The thing is that the pandemic affected me in more ways than I’ve ever put in words. I became obsessed with privacy and security, and went down a rabbit hole of managing everything myself. As companies announced record profits while the people wept, it became apparent to me that I needed to be able to exist without them…so I did. I took all of my social media down, deleted any other accounts, and shifted from managed services to doing it all myself on my server.
That was an amazing and freeing experience, but now with the inability to host a server (because I will not have a home to host it in), I have to move back to the cloud. A lot of my time in preparing for the hike has been trying to figure out what I need for services available to me so that I can still access them on the trail. I’ve been diligently chipping away at building a virtual private server for my personal blog/shop and my cloud storage.
This has also forced me to reconsider what tech I need for the future. Shifting from a life of lights and buttons and code to one of rain, mud and sun is not to be taken lightly.
5. Figure Out the Finances
It’s no secret that I’m a complete weirdo, and that especially applies to finances for me. As it stands, I have no bank account and no insurance. I operate entirely with cash, save a single secured credit card that I maxed out in the first month. I retain no debt, I have no income, but I have a 300 credit score. I exist in a space that I call Schrödinger’s American. Both too poor and too rich to benefit from anything other people can get.
I need to figure it all out. How will I pay my way from Georgia to Maine? Surely I can’t just carry $10,000 in cash on me, and I can’t use my credit card that’s been fed the minimum amount due since I got it. Will I need to do taxes if my income is effectively $0? The only things that will remain as monthly payments are my cell phone (no contract plan), my one credit card, car insurance, and my cloud server. I’ve had to eliminate any monthly subscriptions like streaming and delivery services, plus my rent/heat/electricity. But, how will I pay for what I can’t cancel?
The answer is gift cards. When I say gift cards I mean like, prepaid cards and virtual cards. I can just reload and add them to Garmin Pay, then use it like any other card. Where everyone else in the world will casually use their debit cards like non-psychotic, reasonable people, I will be meticulously tracking the balances on gift cards reloaded by friends and family (with my own money) along the way.
Is that all?
I’m overwhelmed. For others, planning for a trip like this usually includes a story about how they had to break it to their boss that the all-star employee was leaving for a life in the dirt, how they took out new credit cards for the trip, or had to organize paying their bills. I feel like a true outlier in this sense, because my final days before my first steps will be spent working on my van and destroying everything I built to be homeless for the unforeseeable future.
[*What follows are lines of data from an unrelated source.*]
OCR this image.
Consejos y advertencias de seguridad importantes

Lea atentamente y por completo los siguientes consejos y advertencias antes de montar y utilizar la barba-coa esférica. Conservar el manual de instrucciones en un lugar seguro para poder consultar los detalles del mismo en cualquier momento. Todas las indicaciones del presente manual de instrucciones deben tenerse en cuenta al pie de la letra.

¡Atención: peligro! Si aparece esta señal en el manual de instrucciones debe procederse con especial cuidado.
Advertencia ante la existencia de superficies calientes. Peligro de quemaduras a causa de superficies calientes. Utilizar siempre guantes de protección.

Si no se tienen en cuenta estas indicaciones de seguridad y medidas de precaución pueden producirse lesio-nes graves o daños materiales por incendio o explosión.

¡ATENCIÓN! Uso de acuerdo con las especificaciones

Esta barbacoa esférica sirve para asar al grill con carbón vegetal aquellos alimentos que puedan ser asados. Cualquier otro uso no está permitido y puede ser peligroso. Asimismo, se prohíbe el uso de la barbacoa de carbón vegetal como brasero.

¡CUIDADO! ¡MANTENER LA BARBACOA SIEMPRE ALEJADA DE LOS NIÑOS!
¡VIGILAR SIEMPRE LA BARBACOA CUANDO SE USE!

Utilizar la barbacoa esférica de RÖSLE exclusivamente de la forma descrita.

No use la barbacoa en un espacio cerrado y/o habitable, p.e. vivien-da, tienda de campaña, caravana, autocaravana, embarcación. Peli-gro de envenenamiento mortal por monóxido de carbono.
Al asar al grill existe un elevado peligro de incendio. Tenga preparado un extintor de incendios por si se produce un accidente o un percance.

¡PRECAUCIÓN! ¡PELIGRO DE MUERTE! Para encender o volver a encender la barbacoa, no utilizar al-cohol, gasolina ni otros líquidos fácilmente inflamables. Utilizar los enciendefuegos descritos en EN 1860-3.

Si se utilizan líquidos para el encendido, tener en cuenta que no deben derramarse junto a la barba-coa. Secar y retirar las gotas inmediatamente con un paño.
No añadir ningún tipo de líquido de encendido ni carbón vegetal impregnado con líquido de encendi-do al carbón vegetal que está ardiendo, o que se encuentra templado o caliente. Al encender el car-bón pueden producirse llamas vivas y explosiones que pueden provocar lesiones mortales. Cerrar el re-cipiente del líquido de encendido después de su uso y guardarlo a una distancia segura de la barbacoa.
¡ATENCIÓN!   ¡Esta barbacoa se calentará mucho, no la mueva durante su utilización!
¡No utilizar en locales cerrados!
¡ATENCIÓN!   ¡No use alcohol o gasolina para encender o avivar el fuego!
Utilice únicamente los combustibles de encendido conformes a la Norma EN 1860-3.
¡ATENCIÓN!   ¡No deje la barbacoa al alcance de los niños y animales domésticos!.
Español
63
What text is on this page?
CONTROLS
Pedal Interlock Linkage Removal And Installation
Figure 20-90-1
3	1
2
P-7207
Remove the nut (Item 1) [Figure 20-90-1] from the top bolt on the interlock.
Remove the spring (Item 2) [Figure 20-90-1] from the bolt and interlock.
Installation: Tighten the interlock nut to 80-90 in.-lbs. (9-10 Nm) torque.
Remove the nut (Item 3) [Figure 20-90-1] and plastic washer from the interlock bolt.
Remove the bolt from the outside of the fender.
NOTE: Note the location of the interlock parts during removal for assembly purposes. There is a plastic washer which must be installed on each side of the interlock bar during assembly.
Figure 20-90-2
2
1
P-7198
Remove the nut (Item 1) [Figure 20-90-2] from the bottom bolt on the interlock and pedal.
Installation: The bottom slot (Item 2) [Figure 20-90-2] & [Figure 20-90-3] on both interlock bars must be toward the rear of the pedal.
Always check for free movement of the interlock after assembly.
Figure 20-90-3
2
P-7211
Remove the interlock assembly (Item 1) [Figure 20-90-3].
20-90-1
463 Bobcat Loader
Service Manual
I’m a little sad that after the trail there will be nothing for me to return to, but all in all there isn’t much here for me right now anyways. I’m not leaving behind anyone or anything. I’m just transitioning to a new chapter of my life on foot. With less than 2 weeks to go before I leave, I’m not even close to ready in this regard. By now most are just sitting around and twiddling their thumbs waiting to leave, but I’m SUPER busy…and burned out.
My final blog before I set foot down at Amicalola Falls will be a gear overview. Hope to see you there!